As a Spaniard, I was old enough to have seen plenty of processions, but coming from a non-religious family and a region, Galicia, where this kind of celebrations are not that big -maybe because of the weather – this was the first time I saw it live and not on TV. We were in Madrid -my parents, my sister, and me – where we always traveled to this time of year to visit my grandma, and we were coming back from the cinema when we saw it.

Religion has always felt foreign to me. Even though Spain is culturally catholic, it’s easy to live without realizing what that really means. The shock of finding yourself in front of some living proof of religious passion and fervor is then greater -people are willing to suffer for their faith, you realize, and not only physically. Every year somewhere in Andalusia a procession has to be canceled due to rain.
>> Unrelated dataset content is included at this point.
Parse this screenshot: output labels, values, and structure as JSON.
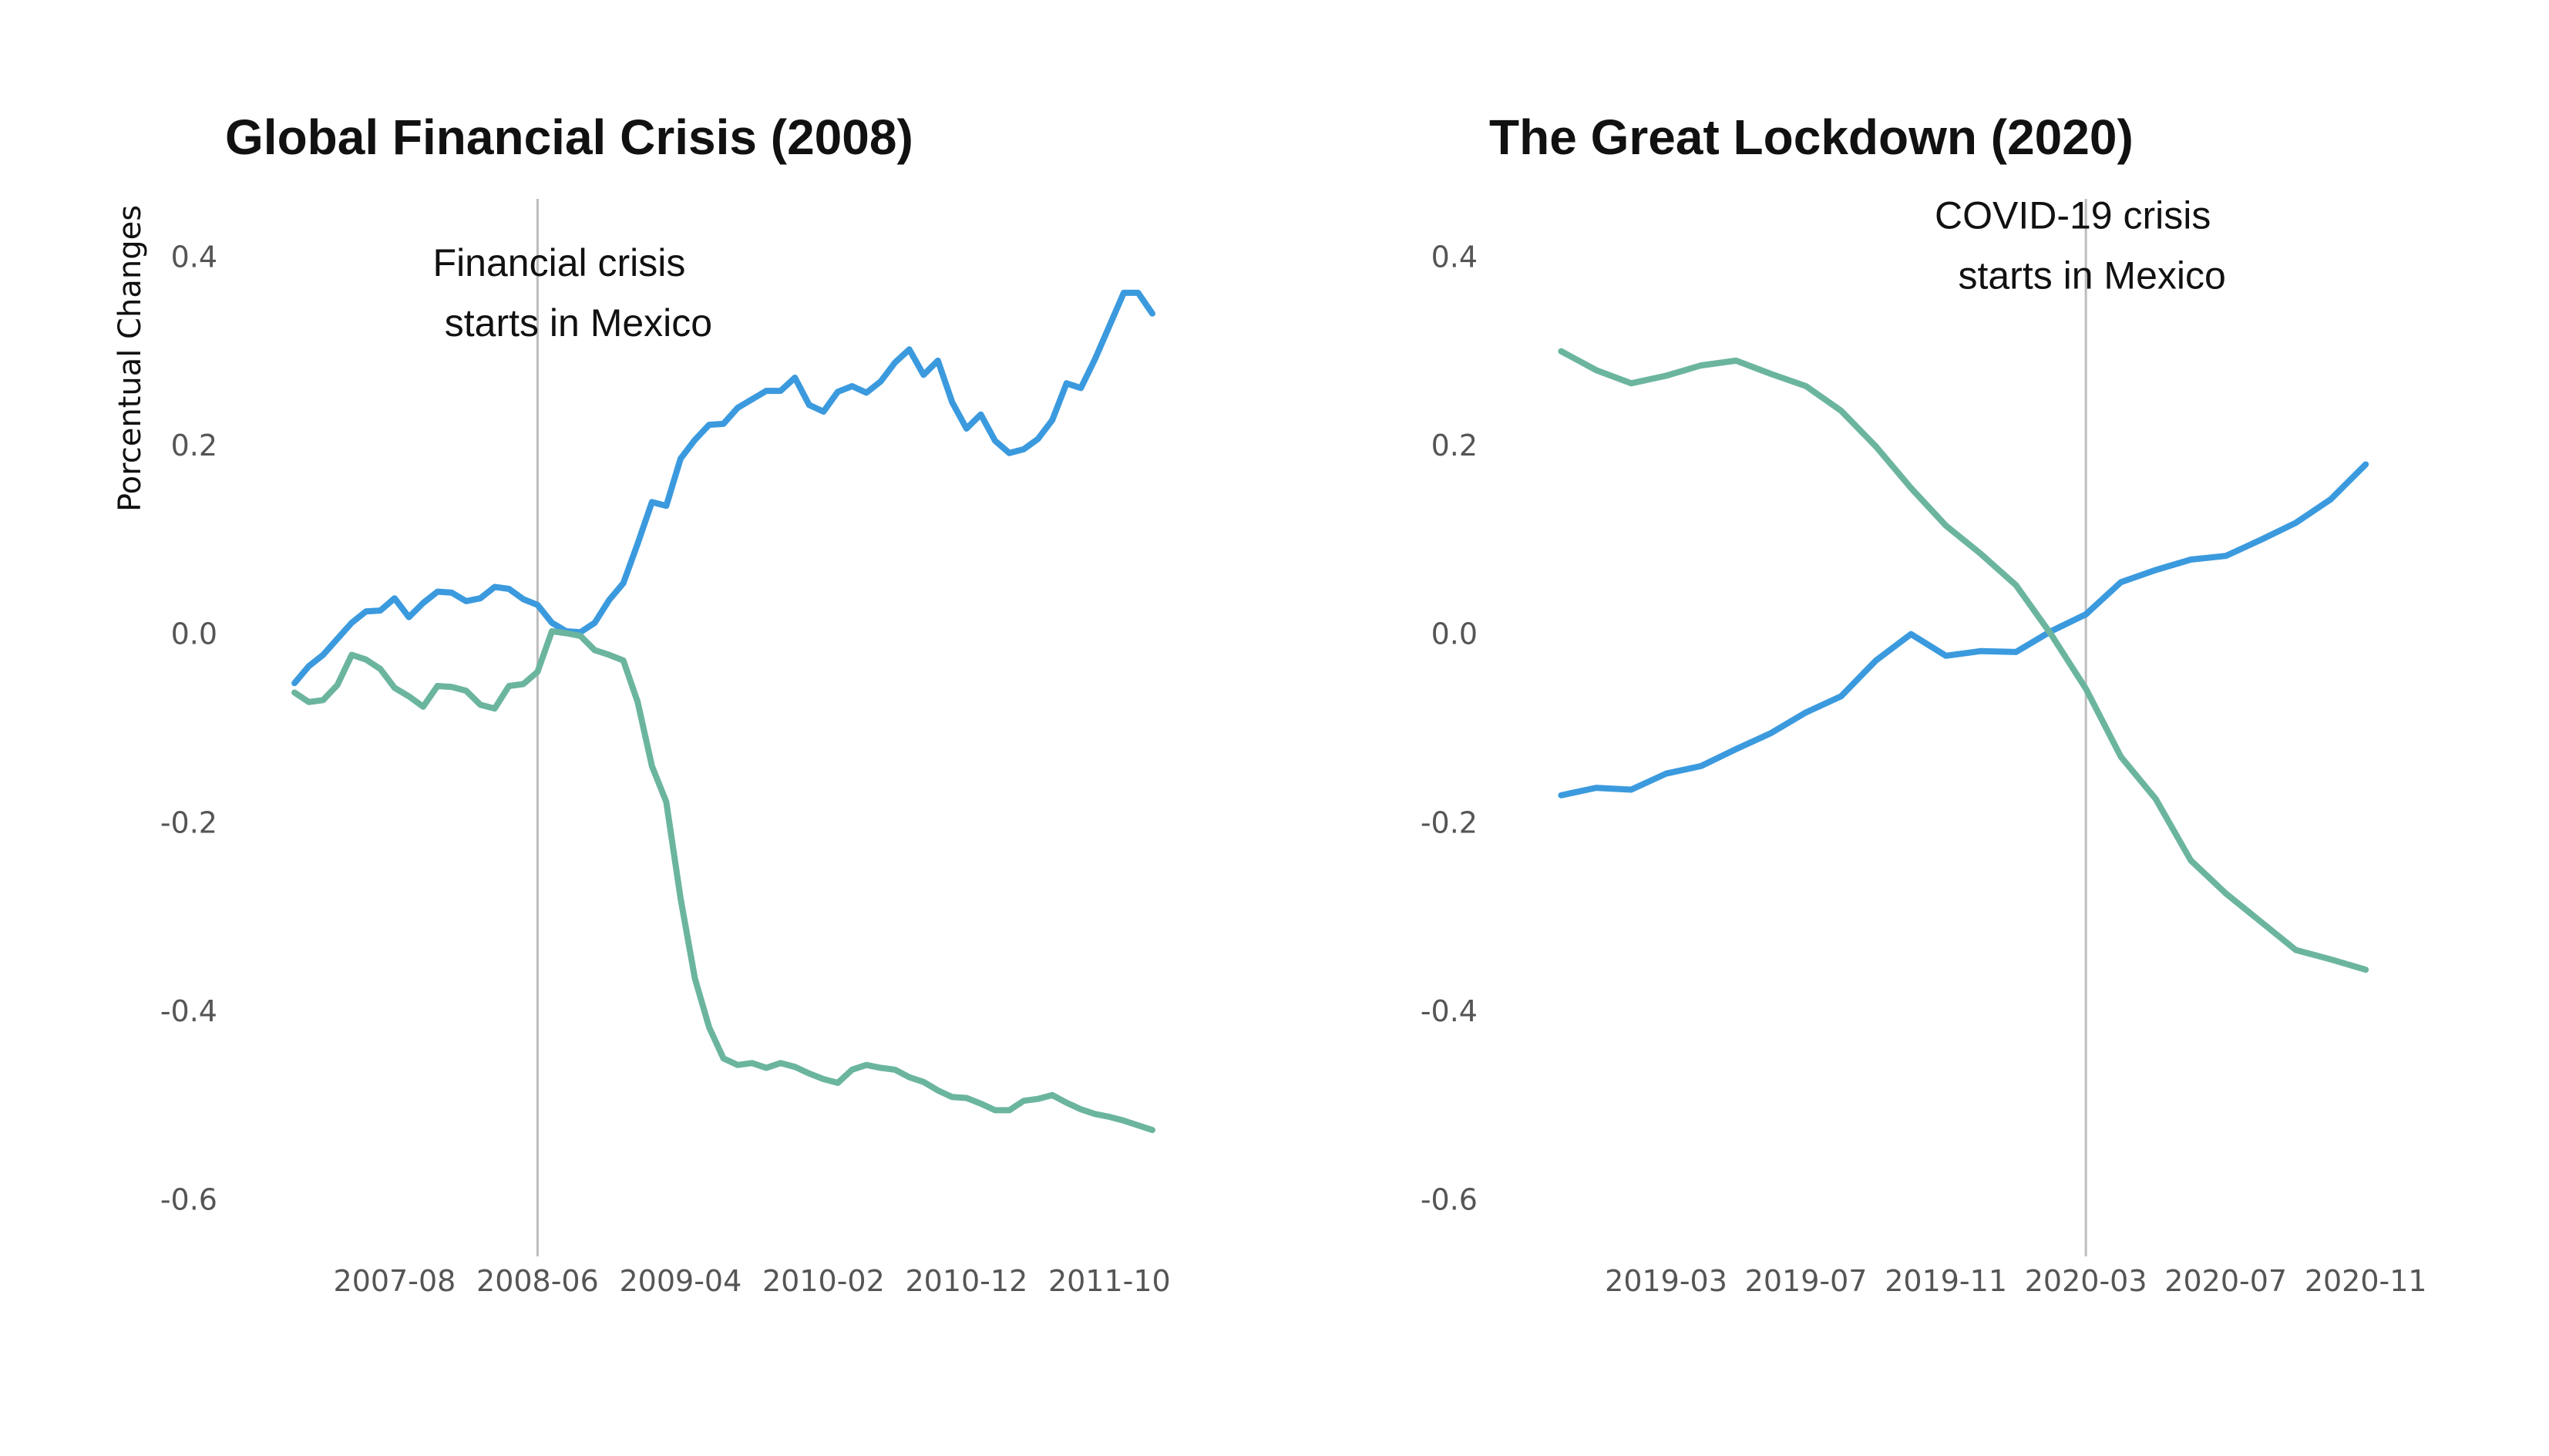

The news seems to be showing the same footage year after year of people crying because the image of the virgin or saint has to be taken back to the church.

A few years ago, when I was still studying, I went with two friends to O Corpiño, one of the few villages in Galicia where they still perform exorcisms. We were preparing an in-depth multimedia piece for school about the relationship between popular beliefs -religion included -and science, and as the intrepid future reporters we were, we tried to talk to the priest with the hope of getting some footage of an actual exorcism.

We didn’t get it. He just pointed us to the bazaar shop, where I hung out taking pictures of the creepy wax body members they sold while my friends entered the church for some kind of special ritual against evil eye. They came back giggling because one of them had startled when the priest approached her with a crucifix, and he had asked her if she was scared of it. We joked hers would be the next exorcism.

A psychologist we talked to told us sometimes exorcisms work as a form of catharsis, not only for the possessed, but also for their families. Semana Santa processions seem to work similarly, and that’s what I imagine makes me uncomfortable around them. Those who attend and are not mere tourists or curious spectators seem to be setting something free inside them -through suffering and crying, yes, but also through joy and celebration. People throw flowers to the images of the saints, yell “¡guapa! ¡guapa!” to the Virgin; others just get drunk and party all night.

When I say I’m scared of these particular celebrations, I don’t mean I have a phobia that would have made all the devil radars of that priest raise their alarms. It has more to do with childhood fears, with the somewhat sinister imagery of the Catholic Church, and with knowing I will never be able to understand what those penitents and attendants are feeling. The covered faces, blood stains, and exaltation of suffering don’t help either.

Maybe one day I’ll face my fears and travel to Málaga during Semana Santa. I’ll try to stay among the crowds and throw flowers to the virgin. Or I’ll just have palpitations and escape to the beach to feel my own kind of catharsis swimming in the sea.